The Democratic Republic of the Congo (DRC) is current facing an Ebola outbreak. There were 52 confirmed and probable cases as of August 11th, and 39 people have died.
The problem is not that Ebola is back. We knew it would be back – Ebola has wild animal reservoirs, which means it can always come back. The problem is that all the effective ways to stop its spread depend on functioning health systems and the region in which this outbreak is occurring is beset by violent conflict that has disrupted the provision of health care.
This outbreak is in Mangina health area in North Kivu province in Northern DRC. North Kivu is one of the most densely populated areas of the country – 8 million people live there. It borders Rwanda and Uganda. And it’s not at peace. Northern DRC has been best by violence for fourteen years, in an evolving series on conflicts between government and opposition forces. The most recent deaths occurrent less than a week ago – on August 11, seven civilians were killed, possibly by rebels with the Allied Democratic Forces. The rebels have killed more than 1,500 people in the last two years.
This kind of violence causes population displacement – frightened people flee.
Controlling an Ebola outbreak in a mobile, frightened population is going to be tremendously difficult. The Ministry of Health of the DRC has proven that it can defeat Ebola outbreaks. Just last month, in partnership with the World Health Organization, an outbreak in a separate part of the country was successfully contained — despite the fact that the outbreak had spread to a major city.
But not all of the tools needed to stop the spread of ebola may be used if the outbreak occurs where there is ongoing conflict
Fighting it requires that patients suspected of Ebola are rapidly quarantined into appropriate facilities, diagnosed, and provided with appropriate treatment. Dead bodies need to be carefully handled.
If quarantine facilities are unsafe or uncomfortable, people will not voluntarily report to them when they show symptoms of Ebola. If they’ve been displaced to a new location, they may not even know where to go. Ebola diagnosis requires that health care providers know what to look for and have access to appropriate blood tests. Both provider training and the provision of blood test supplies are affected when violence impedes safe travel, as are the supplies and equipment required for Ebola care. Treatment requires bulky, expensive personal protective equipment for health care providers and steady supplies of treatment consumables such as rehydration solutions.
The best practice in stopping Ebola from spreading is use of an experimental vaccine to “ring-fence” the outbreak. This requires detailed epidemiological data on where Ebola patients are living in order to vaccinate the communities around those patients – data that is difficult to collect in a conflict situation. Vaccine teams may be unable to reach people at risk if violence prevents travel.

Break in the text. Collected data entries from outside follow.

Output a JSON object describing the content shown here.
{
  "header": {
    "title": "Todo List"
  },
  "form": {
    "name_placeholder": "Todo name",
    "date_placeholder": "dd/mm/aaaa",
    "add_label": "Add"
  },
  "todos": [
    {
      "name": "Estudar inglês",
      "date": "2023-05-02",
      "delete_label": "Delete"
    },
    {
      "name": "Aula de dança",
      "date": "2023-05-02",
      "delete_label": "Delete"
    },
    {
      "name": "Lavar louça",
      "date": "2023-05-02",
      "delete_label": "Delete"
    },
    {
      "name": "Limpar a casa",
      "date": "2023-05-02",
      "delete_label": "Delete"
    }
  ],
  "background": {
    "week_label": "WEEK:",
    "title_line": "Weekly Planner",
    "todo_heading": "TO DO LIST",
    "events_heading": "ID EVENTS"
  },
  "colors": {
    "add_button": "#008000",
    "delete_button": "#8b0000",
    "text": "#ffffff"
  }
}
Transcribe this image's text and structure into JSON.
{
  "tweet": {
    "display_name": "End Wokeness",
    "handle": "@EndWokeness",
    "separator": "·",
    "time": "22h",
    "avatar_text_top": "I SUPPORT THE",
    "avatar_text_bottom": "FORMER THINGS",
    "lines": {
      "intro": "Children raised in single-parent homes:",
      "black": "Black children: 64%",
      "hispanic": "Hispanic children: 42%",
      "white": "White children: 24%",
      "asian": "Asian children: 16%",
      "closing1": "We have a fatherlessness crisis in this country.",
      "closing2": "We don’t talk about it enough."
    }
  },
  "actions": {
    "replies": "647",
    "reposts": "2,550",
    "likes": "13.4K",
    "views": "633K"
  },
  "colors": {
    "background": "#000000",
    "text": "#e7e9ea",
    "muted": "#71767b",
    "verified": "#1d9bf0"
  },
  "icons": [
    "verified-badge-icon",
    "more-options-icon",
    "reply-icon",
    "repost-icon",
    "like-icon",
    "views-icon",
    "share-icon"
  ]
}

Public health success is not impossible in a conflict situation.
South Sudan has nearly eliminated Guinea Worm disease, despite ongoing violence. But it will need cooperation from all parties in the conflict for Ebola to be stopped Dr Tedros Adhanom Ghebreyesus, WHO Director-General, has called for free and secure access by all responders to the affected populations. “All of those participating in the response must be able to move freely and safely in conflict areas to do the work that is needed to bring the outbreak under control. The population must also have access to treatment centers that save lives and stop the spread of disease.”